L’erreur de Pilate est d’avoir voulu éviter trop de confrontations, et d’avoir cherché une solution médiane dans “l’Affaire Jésus”. Le Sanhédrin qui a condamné le Seigneur à mort, ne peut appliquer la sentence ; c’est du ressort de l’occupant que d’exécuter un condamné. C’est pourquoi les religieux sont obligés de demander à Pilate de crucifier Jésus. Le gouverneur romain tergiverse et, parce qu’il pense calmer le jeu, accepte de faire fouetter l’accusé. Il imagine qu’en voyant Jésus meurtri et pitoyable, les accusateurs se satisferont de cette punition. Il espère dégoupiller la haine qu’il perçoit comme injuste à l’encontre de l’homme de Galilée.

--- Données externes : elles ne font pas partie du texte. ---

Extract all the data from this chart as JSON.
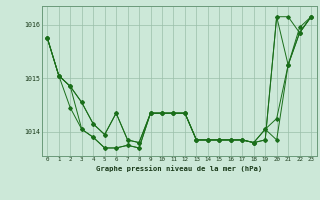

Il ne prend pas vraiment position et cherche une sortie honorable au problème : satisfaire la hargne des religieux et épargner la mort à celui qu’il juge innocent. La politique du moindre mal ne passe pas et finalement, Pilate doit se résoudre à la condamnation à mort, même s’il s’en lave les mains. Quelques trois ans plus tôt, Hérode s’est trouvé dans une situation identique à l’égard de Jean-Baptiste. Pressé par sa femme qui ne supportait pas le prophète, il l’a mis en prison pensant calmer la fureur de son épouse. Mais l’épouse a manigancé pour avoir la tête de Jean et finalement, Hérode s’est trouvé dans l’obligation d’exécuter l’homme pourtant innocent. Le manque de décision forte et claire entraîne toujours un flou qui n’a rien d’artistique et celui qui pensait trouver une solution alternative, conciliante, se fait finalement piéger. Quand on croit trouver un équilibre entre le bien et le mal, on ne devrait pas ignorer que c’est toujours le mal qui finit par l’emporter. Si on pense plaire à tout le monde, on ne plait à personne ; mais il y a toujours un parti qui en est victime. Leçon à ne pas oublier.